A C40 Cities study finds that without urgent action, millions more people around the glove will face grave risks from river flooding, along with more frequent and severe drought by 2050.
C40 Cities has revealed new research quantifying the dire impacts of climate-driven drought and flooding on the world’s largest cities and their residents. Supported by the Grundfos Foundation, C40’s analysis, entitled Water Safe Cities, leverages data from the network’s nearly 100 member cities to forecast the potential impacts of global temperature rise on urban economies and infrastructure.
The findings show that if global warming continued unabated, 7.4 million people in the world’s largest cities will be exposed to severe river flooding within the next three decades, with damages to urban areas expected to cost US$64 billion per year by 2050, even with current levels of global flood protections in place.

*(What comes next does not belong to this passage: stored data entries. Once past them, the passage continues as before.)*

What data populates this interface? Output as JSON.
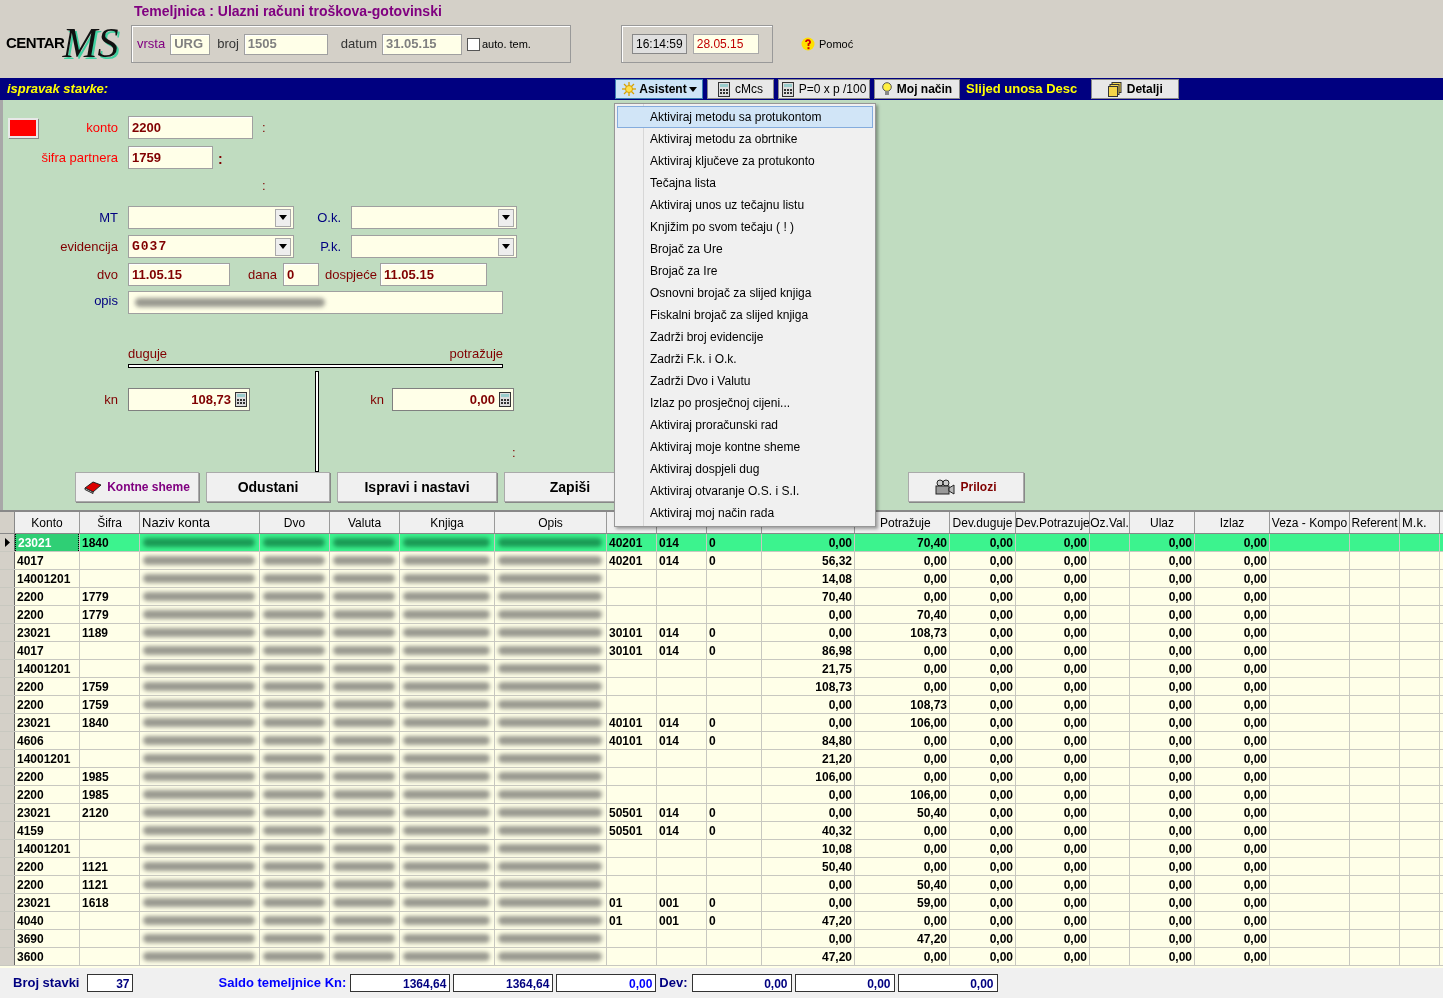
{
  "brand": {
    "text": "CENTAR",
    "mark": "MS"
  },
  "title": "Temeljnica : Ulazni računi troškova-gotovinski",
  "document": {
    "vrsta": {
      "label": "vrsta",
      "value": "URG"
    },
    "broj": {
      "label": "broj",
      "value": "1505"
    },
    "datum": {
      "label": "datum",
      "value": "31.05.15"
    },
    "auto_tem": {
      "label": "auto. tem.",
      "checked": false
    }
  },
  "clock": {
    "time": "16:14:59",
    "date": "28.05.15"
  },
  "help": {
    "label": "Pomoć"
  },
  "mode_label": "ispravak stavke:",
  "toolbar": [
    {
      "kind": "menu",
      "label": "Asistent",
      "expanded": true
    },
    {
      "kind": "button",
      "label": "cMcs"
    },
    {
      "kind": "button",
      "label": "P=0 x p /100"
    },
    {
      "kind": "button",
      "label": "Moj način"
    },
    {
      "kind": "label",
      "label": "Slijed unosa Desc"
    },
    {
      "kind": "button",
      "label": "Detalji"
    }
  ],
  "form": {
    "status_swatch": {
      "color": "#ff0000"
    },
    "konto": {
      "label": "konto",
      "value": "2200",
      "note": ":"
    },
    "sifra_partnera": {
      "label": "šifra partnera",
      "value": "1759",
      "note": ":"
    },
    "note": ":",
    "mt": {
      "label": "MT"
    },
    "ok": {
      "label": "O.k."
    },
    "evidencija": {
      "label": "evidencija",
      "value": "G037"
    },
    "pk": {
      "label": "P.k."
    },
    "dvo": {
      "label": "dvo",
      "value": "11.05.15"
    },
    "dana": {
      "label": "dana",
      "value": "0"
    },
    "dospjece": {
      "label": "dospjeće",
      "value": "11.05.15"
    },
    "opis": {
      "label": "opis",
      "redacted": true
    },
    "t_account": {
      "debit_label": "duguje",
      "credit_label": "potražuje",
      "debit": {
        "currency": "kn",
        "value": "108,73"
      },
      "credit": {
        "currency": "kn",
        "value": "0,00"
      },
      "note": ":"
    }
  },
  "buttons": [
    {
      "label": "Kontne sheme"
    },
    {
      "label": "Odustani"
    },
    {
      "label": "Ispravi i nastavi"
    },
    {
      "label": "Zapiši"
    },
    {
      "label": "Prilozi"
    }
  ],
  "menu": {
    "items": [
      {
        "label": "Aktiviraj metodu sa protukontom",
        "selected": true
      },
      {
        "label": "Aktiviraj metodu za obrtnike",
        "selected": false
      },
      {
        "label": "Aktiviraj ključeve za protukonto",
        "selected": false
      },
      {
        "label": "Tečajna lista",
        "selected": false
      },
      {
        "label": "Aktiviraj unos uz tečajnu listu",
        "selected": false
      },
      {
        "label": "Knjižim po svom tečaju ( ! )",
        "selected": false
      },
      {
        "label": "Brojač za Ure",
        "selected": false
      },
      {
        "label": "Brojač za Ire",
        "selected": false
      },
      {
        "label": "Osnovni brojač za slijed knjiga",
        "selected": false
      },
      {
        "label": "Fiskalni brojač za slijed knjiga",
        "selected": false
      },
      {
        "label": "Zadrži broj evidencije",
        "selected": false
      },
      {
        "label": "Zadrži F.k. i O.k.",
        "selected": false
      },
      {
        "label": "Zadrži Dvo i Valutu",
        "selected": false
      },
      {
        "label": "Izlaz po prosječnoj cijeni...",
        "selected": false
      },
      {
        "label": "Aktiviraj proračunski rad",
        "selected": false
      },
      {
        "label": "Aktiviraj moje kontne sheme",
        "selected": false
      },
      {
        "label": "Aktiviraj dospjeli dug",
        "selected": false
      },
      {
        "label": "Aktiviraj otvaranje O.S. i S.I.",
        "selected": false
      },
      {
        "label": "Aktiviraj moj način rada",
        "selected": false
      }
    ]
  },
  "table": {
    "columns": [
      {
        "label": "Konto"
      },
      {
        "label": "Šifra"
      },
      {
        "label": "Naziv konta"
      },
      {
        "label": "Dvo"
      },
      {
        "label": "Valuta"
      },
      {
        "label": "Knjiga"
      },
      {
        "label": "Opis"
      },
      {},
      {},
      {},
      {},
      {
        "label": "Potražuje"
      },
      {
        "label": "Dev.duguje"
      },
      {
        "label": "Dev.Potrazuje"
      },
      {
        "label": "Oz.Val."
      },
      {
        "label": "Ulaz"
      },
      {
        "label": "Izlaz"
      },
      {
        "label": "Veza - Kompo"
      },
      {
        "label": "Referent"
      },
      {
        "label": "M.k."
      }
    ],
    "rows": [
      {
        "selected": true,
        "redacted": true,
        "konto": "23021",
        "sifra": "1840",
        "column_8": "40201",
        "column_9": "014",
        "column_10": "0",
        "column_11": "0,00",
        "potrazuje": "70,40",
        "dev_duguje": "0,00",
        "dev_potrazuje": "0,00",
        "ulaz": "0,00",
        "izlaz": "0,00"
      },
      {
        "selected": false,
        "redacted": true,
        "konto": "4017",
        "column_8": "40201",
        "column_9": "014",
        "column_10": "0",
        "column_11": "56,32",
        "potrazuje": "0,00",
        "dev_duguje": "0,00",
        "dev_potrazuje": "0,00",
        "ulaz": "0,00",
        "izlaz": "0,00"
      },
      {
        "selected": false,
        "redacted": true,
        "konto": "14001201",
        "column_11": "14,08",
        "potrazuje": "0,00",
        "dev_duguje": "0,00",
        "dev_potrazuje": "0,00",
        "ulaz": "0,00",
        "izlaz": "0,00"
      },
      {
        "selected": false,
        "redacted": true,
        "konto": "2200",
        "sifra": "1779",
        "column_11": "70,40",
        "potrazuje": "0,00",
        "dev_duguje": "0,00",
        "dev_potrazuje": "0,00",
        "ulaz": "0,00",
        "izlaz": "0,00"
      },
      {
        "selected": false,
        "redacted": true,
        "konto": "2200",
        "sifra": "1779",
        "column_11": "0,00",
        "potrazuje": "70,40",
        "dev_duguje": "0,00",
        "dev_potrazuje": "0,00",
        "ulaz": "0,00",
        "izlaz": "0,00"
      },
      {
        "selected": false,
        "redacted": true,
        "konto": "23021",
        "sifra": "1189",
        "column_8": "30101",
        "column_9": "014",
        "column_10": "0",
        "column_11": "0,00",
        "potrazuje": "108,73",
        "dev_duguje": "0,00",
        "dev_potrazuje": "0,00",
        "ulaz": "0,00",
        "izlaz": "0,00"
      },
      {
        "selected": false,
        "redacted": true,
        "konto": "4017",
        "column_8": "30101",
        "column_9": "014",
        "column_10": "0",
        "column_11": "86,98",
        "potrazuje": "0,00",
        "dev_duguje": "0,00",
        "dev_potrazuje": "0,00",
        "ulaz": "0,00",
        "izlaz": "0,00"
      },
      {
        "selected": false,
        "redacted": true,
        "konto": "14001201",
        "column_11": "21,75",
        "potrazuje": "0,00",
        "dev_duguje": "0,00",
        "dev_potrazuje": "0,00",
        "ulaz": "0,00",
        "izlaz": "0,00"
      },
      {
        "selected": false,
        "redacted": true,
        "konto": "2200",
        "sifra": "1759",
        "column_11": "108,73",
        "potrazuje": "0,00",
        "dev_duguje": "0,00",
        "dev_potrazuje": "0,00",
        "ulaz": "0,00",
        "izlaz": "0,00"
      },
      {
        "selected": false,
        "redacted": true,
        "konto": "2200",
        "sifra": "1759",
        "column_11": "0,00",
        "potrazuje": "108,73",
        "dev_duguje": "0,00",
        "dev_potrazuje": "0,00",
        "ulaz": "0,00",
        "izlaz": "0,00"
      },
      {
        "selected": false,
        "redacted": true,
        "konto": "23021",
        "sifra": "1840",
        "column_8": "40101",
        "column_9": "014",
        "column_10": "0",
        "column_11": "0,00",
        "potrazuje": "106,00",
        "dev_duguje": "0,00",
        "dev_potrazuje": "0,00",
        "ulaz": "0,00",
        "izlaz": "0,00"
      },
      {
        "selected": false,
        "redacted": true,
        "konto": "4606",
        "column_8": "40101",
        "column_9": "014",
        "column_10": "0",
        "column_11": "84,80",
        "potrazuje": "0,00",
        "dev_duguje": "0,00",
        "dev_potrazuje": "0,00",
        "ulaz": "0,00",
        "izlaz": "0,00"
      },
      {
        "selected": false,
        "redacted": true,
        "konto": "14001201",
        "column_11": "21,20",
        "potrazuje": "0,00",
        "dev_duguje": "0,00",
        "dev_potrazuje": "0,00",
        "ulaz": "0,00",
        "izlaz": "0,00"
      },
      {
        "selected": false,
        "redacted": true,
        "konto": "2200",
        "sifra": "1985",
        "column_11": "106,00",
        "potrazuje": "0,00",
        "dev_duguje": "0,00",
        "dev_potrazuje": "0,00",
        "ulaz": "0,00",
        "izlaz": "0,00"
      },
      {
        "selected": false,
        "redacted": true,
        "konto": "2200",
        "sifra": "1985",
        "column_11": "0,00",
        "potrazuje": "106,00",
        "dev_duguje": "0,00",
        "dev_potrazuje": "0,00",
        "ulaz": "0,00",
        "izlaz": "0,00"
      },
      {
        "selected": false,
        "redacted": true,
        "konto": "23021",
        "sifra": "2120",
        "column_8": "50501",
        "column_9": "014",
        "column_10": "0",
        "column_11": "0,00",
        "potrazuje": "50,40",
        "dev_duguje": "0,00",
        "dev_potrazuje": "0,00",
        "ulaz": "0,00",
        "izlaz": "0,00"
      },
      {
        "selected": false,
        "redacted": true,
        "konto": "4159",
        "column_8": "50501",
        "column_9": "014",
        "column_10": "0",
        "column_11": "40,32",
        "potrazuje": "0,00",
        "dev_duguje": "0,00",
        "dev_potrazuje": "0,00",
        "ulaz": "0,00",
        "izlaz": "0,00"
      },
      {
        "selected": false,
        "redacted": true,
        "konto": "14001201",
        "column_11": "10,08",
        "potrazuje": "0,00",
        "dev_duguje": "0,00",
        "dev_potrazuje": "0,00",
        "ulaz": "0,00",
        "izlaz": "0,00"
      },
      {
        "selected": false,
        "redacted": true,
        "konto": "2200",
        "sifra": "1121",
        "column_11": "50,40",
        "potrazuje": "0,00",
        "dev_duguje": "0,00",
        "dev_potrazuje": "0,00",
        "ulaz": "0,00",
        "izlaz": "0,00"
      },
      {
        "selected": false,
        "redacted": true,
        "konto": "2200",
        "sifra": "1121",
        "column_11": "0,00",
        "potrazuje": "50,40",
        "dev_duguje": "0,00",
        "dev_potrazuje": "0,00",
        "ulaz": "0,00",
        "izlaz": "0,00"
      },
      {
        "selected": false,
        "redacted": true,
        "konto": "23021",
        "sifra": "1618",
        "column_8": "01",
        "column_9": "001",
        "column_10": "0",
        "column_11": "0,00",
        "potrazuje": "59,00",
        "dev_duguje": "0,00",
        "dev_potrazuje": "0,00",
        "ulaz": "0,00",
        "izlaz": "0,00"
      },
      {
        "selected": false,
        "redacted": true,
        "konto": "4040",
        "column_8": "01",
        "column_9": "001",
        "column_10": "0",
        "column_11": "47,20",
        "potrazuje": "0,00",
        "dev_duguje": "0,00",
        "dev_potrazuje": "0,00",
        "ulaz": "0,00",
        "izlaz": "0,00"
      },
      {
        "selected": false,
        "redacted": true,
        "konto": "3690",
        "column_11": "0,00",
        "potrazuje": "47,20",
        "dev_duguje": "0,00",
        "dev_potrazuje": "0,00",
        "ulaz": "0,00",
        "izlaz": "0,00"
      },
      {
        "selected": false,
        "redacted": true,
        "konto": "3600",
        "column_11": "47,20",
        "potrazuje": "0,00",
        "dev_duguje": "0,00",
        "dev_potrazuje": "0,00",
        "ulaz": "0,00",
        "izlaz": "0,00"
      }
    ]
  },
  "footer": {
    "count_label": "Broj stavki",
    "count": "37",
    "saldo_label": "Saldo temeljnice Kn:",
    "saldo": [
      "1364,64",
      "1364,64",
      "0,00"
    ],
    "dev_label": "Dev:",
    "dev": [
      "0,00",
      "0,00",
      "0,00"
    ]
  }
}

C40’s research suggested that devastating river and coastal flooding will unleash enormous economic, health and social consequences that will impact millions across the globe. While cities across both the Global North and Global South are going to be affected by rising sea levels, populations in the Global South are 10 times more likely to be affected by flooding and drought than residents in the Global North.

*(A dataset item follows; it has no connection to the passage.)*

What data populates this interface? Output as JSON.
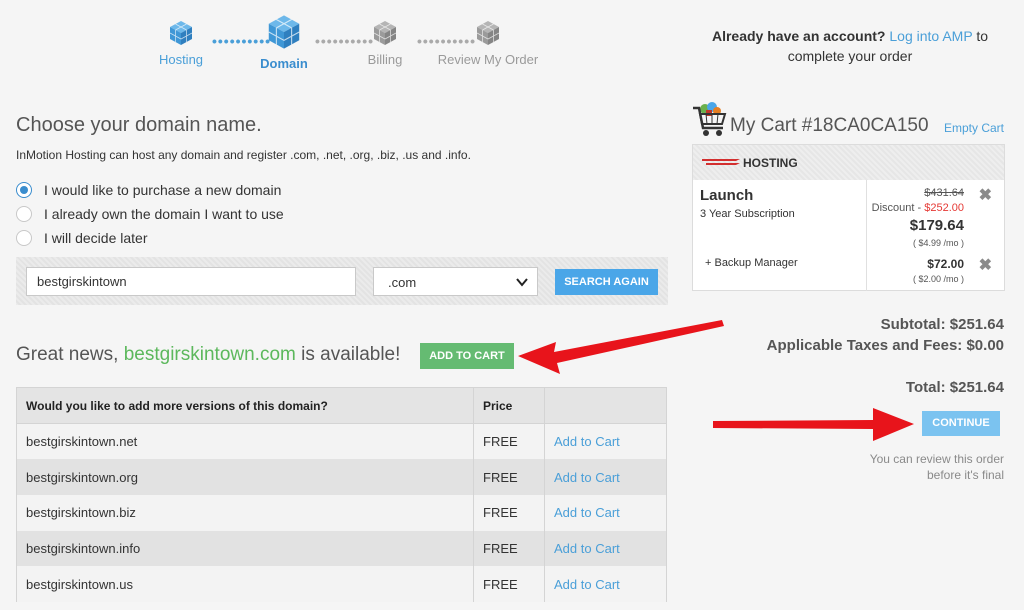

At the same time, residents of Global North cities will face higher urban damage costs than residents of cities in the Global South. As many as 2,400 hospitals and healthcare facilities in C40 cities could be underwater by 2050, with nearly half of them in India. The research underscores that the world’s most vulnerable populations will increasingly find themselves on the front line of the climate crisis and are forced to endure its worst impacts.